Cheney, whose decision to buck Trump sparked an immediate backlash within the GOP, was the only member of her party’s leadership to support impeachment, which was opposed by 197 Republicans.
“There has never been a greater betrayal by a president of the United States of his office and his oath to the Constitution,” said Cheney, whose father, Dick, served as vice president under George W. Bush.
The younger Cheney has been more critical of Trump than other GOP leaders, but her announcement hours before Wednesday’s vote nonetheless shook Congress.
Trump “summoned” the mob that attacked the Capitol, “assembled the mob, and lit the flame of this attack,” Cheney said, adding, “Everything that followed was his doing.”
Nine other House Republicans also supported impeachment: Reps. John Katko of New York, Adam Kinzinger of Illinois, Anthony Gonzalez of Ohio, Fred Upton and Peter Meijer of Michigan, Jaime Herrera Beutler and Dan Newhouse of Washington state, Tom Rice of South Carolina and David Valadao of California.
Rice’s vote may have been the most surprising. His coastal district strongly backed Trump in the election, and he voted last week to object to certification of electoral votes in Arizona and Pennsylvania. “I have backed this president through thick and thin for four years. I’ve campaigned for him and voted for him twice.
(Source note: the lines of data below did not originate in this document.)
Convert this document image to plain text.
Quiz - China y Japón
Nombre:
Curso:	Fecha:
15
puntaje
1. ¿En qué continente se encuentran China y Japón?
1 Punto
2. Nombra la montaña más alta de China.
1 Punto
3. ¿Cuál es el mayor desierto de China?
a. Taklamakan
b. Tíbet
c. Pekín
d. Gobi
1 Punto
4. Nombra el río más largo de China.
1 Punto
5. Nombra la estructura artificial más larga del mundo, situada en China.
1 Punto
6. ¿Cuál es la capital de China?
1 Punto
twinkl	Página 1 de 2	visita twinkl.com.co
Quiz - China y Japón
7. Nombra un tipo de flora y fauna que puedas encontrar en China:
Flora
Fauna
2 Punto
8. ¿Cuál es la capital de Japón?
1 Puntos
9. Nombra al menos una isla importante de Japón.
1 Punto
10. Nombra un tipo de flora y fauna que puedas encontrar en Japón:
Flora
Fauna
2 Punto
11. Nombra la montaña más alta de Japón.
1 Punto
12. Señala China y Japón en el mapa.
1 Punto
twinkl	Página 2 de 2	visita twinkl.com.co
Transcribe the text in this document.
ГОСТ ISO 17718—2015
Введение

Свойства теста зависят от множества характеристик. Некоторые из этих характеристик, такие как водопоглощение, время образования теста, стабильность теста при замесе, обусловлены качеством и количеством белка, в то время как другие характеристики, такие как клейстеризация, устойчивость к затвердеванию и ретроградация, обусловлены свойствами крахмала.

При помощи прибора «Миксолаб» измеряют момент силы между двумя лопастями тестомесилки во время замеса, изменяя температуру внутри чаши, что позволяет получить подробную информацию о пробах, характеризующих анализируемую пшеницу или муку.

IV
But this utter failure is inexcusable,” Rice said in a statement after the vote.
Although he’s not sure if Trump’s Jan. 6 speech amounted to incitement of a riot, “any reasonable person could see the potential for violence,” Rice said.
“It is only by the grace of God and the blood of the Capitol Police that the death toll was not much, much higher.”
Katko, a former federal prosecutor who represents the Syracuse area, said allowing Trump “to incite this attack without consequence” would be “a direct threat to the future of our democracy.”
“By deliberately promoting baseless theories suggesting the election was somehow stolen, the president created a combustible environment of misinformation, disenfranchisement and division,” Katko said.
Upton, a former chairman of the powerful Energy and Commerce Committee who is in his 18th term representing the Kalamazoo area, said he would have preferred a bipartisan, formal censure rather than impeachment. But he said Trump’s refusal to take responsibility for the riot left him no choice.
Trump claimed Tuesday that his remarks at a rally just before the riot were “totally appropriate,” an assertion that Upton said “sends exactly the wrong signal to those of us who support the very core of our democratic principles and took a solemn oath to the Constitution.”
Kinzinger, an Air Force veteran who has emerged as a leading Trump critic, said he had no doubt that Trump “broke his oath of office and incited this insurrection. Trump “used his position in the executive” branch to attack the legislative branch, said Kinzinger, who is in his sixth term representing northern Illinois.
Herrera Beutler, in her sixth term representing southwestern Washington, said that although many lawmakers fear Trump, “truth sets us free from fear. My vote to impeach a sitting president is not a fear-based decision,” she said. “I am not choosing a side. I’m choosing truth.”
Newhouse said the Democratic-led articles of impeachment were flawed, but he would not use process as an excuse to vote no. “There is no excuse for President Trump’s actions,” said Newhouse, in his fifth term representing central Washington.
Meijer, a freshman who represents the Grand Rapids area, said Trump betrayed his oath of office and “bears responsibility for inciting the insurrection we suffered last week.”